La vallée s’éclaire peu à peu. Le massif du Vercors est magnifique, saupoudré de la neige tombée cette nuit. On voit très bien les barres rocheuses ressortir de la neige. Avec le relief doux de nos collines et de nos coteaux, on a une très belle carte postale de la vallée de l’Isère. C’est ce que j’aime ici, l’ouverture du paysage : on a quelques boisements et aussi des vues lointaines sur la vallée.
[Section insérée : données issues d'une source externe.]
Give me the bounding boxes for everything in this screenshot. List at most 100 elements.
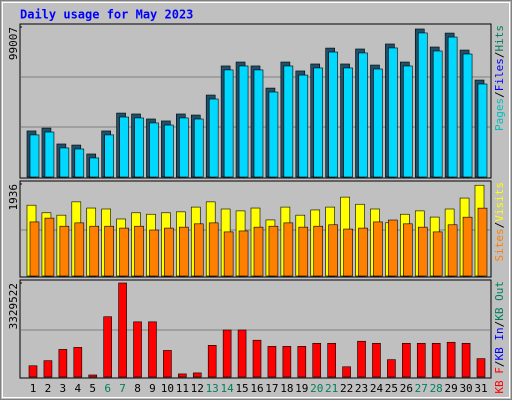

J’arrive à l’étable. J’y rejoins mes bêtes, qui sentent la saison changer. En hiver on les garde au chaud, alors il faut les nourrir, pailler leur litière, les traire matin et soir, les mettre dans les meilleures conditions pour qu’elles produisent ce qu’il nous faut. On fait attention à leur bien-être. C’est pour ça qu’en étable les animaux sont libres, ils se font leurs petits coins, vont à la brosse automatique, etc. Et bientôt, elles sortiront comme elles voudront et rentreront le soir pour la seconde traite.
Plus tard dans la matinée, je vais continuer à m’occuper du bois. La période étant plus calme, je finis les piquets que j’ai commencé hier, pour un autre éleveur, un copain de la commune d’à côté qui veut refaire sa clôture. Cet hiver la taille du bois a été productive. En général c’est à cette période qu’il y a le bûcheronnage, la sortie du bois… jusqu’en mars-avril on rapporte le bois pour le sciage, la transformation pour le chauffage, le bois déchiqueté, etc.
Plus tard, quand les animaux seront dehors, on lancera les travaux de printemps, les premières fauches de l’herbe, les semis d’orge et de maïs pour compléter leur alimentation et la paille, en été, pour refaire un stock de litière.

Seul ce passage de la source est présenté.